Our partners in the International Labour Organization and Education International have called on unions in every sector to make climate change a priority issue. EI has called on all its members to not only “speak out strongly for urgent action,” but also to find ways to negotiate emission reductions with employers.

The University and College Union in the UK has taken up this challenge. In 2007, it set out to develop an environmental network, with at least one representative at every member branch. The idea was to start small and local and then spiral outwards. A crucial first step was providing training to the reps, who in turn would provide advice to bargaining committees and joint management-labour committees on carbon emission and other environmental issues.

These first steps have been fruitful. One outcome is the innovative Climate Solidarity project, undertaken by several unions, which seeks to mobilize climate change activism on a wide scale through local orga­nizing. Last fall UCU capped these efforts with a “climate solidarity” conference.

What is exciting about UCU’s model for climate change engagement is that the strategy draws on existing networks of health and safety representatives. In Canada, we could use health and safety committees or stewards’ networks to get started. Organizing around environmental issues has the potential to become a source of potent renewal for our associations.

The urgency of climate change means we can no longer leave the job of addressing environmental concerns to “specialist” organizations or various levels of government. Every institution must be mobilized. As academic staff we need to ensure that our associations play a decisive role in helping the campus community to live more sustainably and in finding solutions to the problems posed by the environment and climate change.

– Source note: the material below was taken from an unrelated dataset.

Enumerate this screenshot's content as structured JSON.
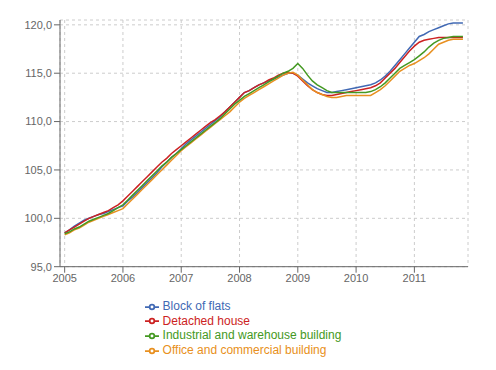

Our primary means of ensuring such a role remains collective bargaining and identifying potential bargaining issues related to climate change. Associations must also examine their own way of operating weighted against environmental impact.

Finally, as Everett and Copeland remind us, associations must be vigilant in protecting the rights and academic freedom of members who become vulnerable as a result of exposing institutionally-caused environmental harms.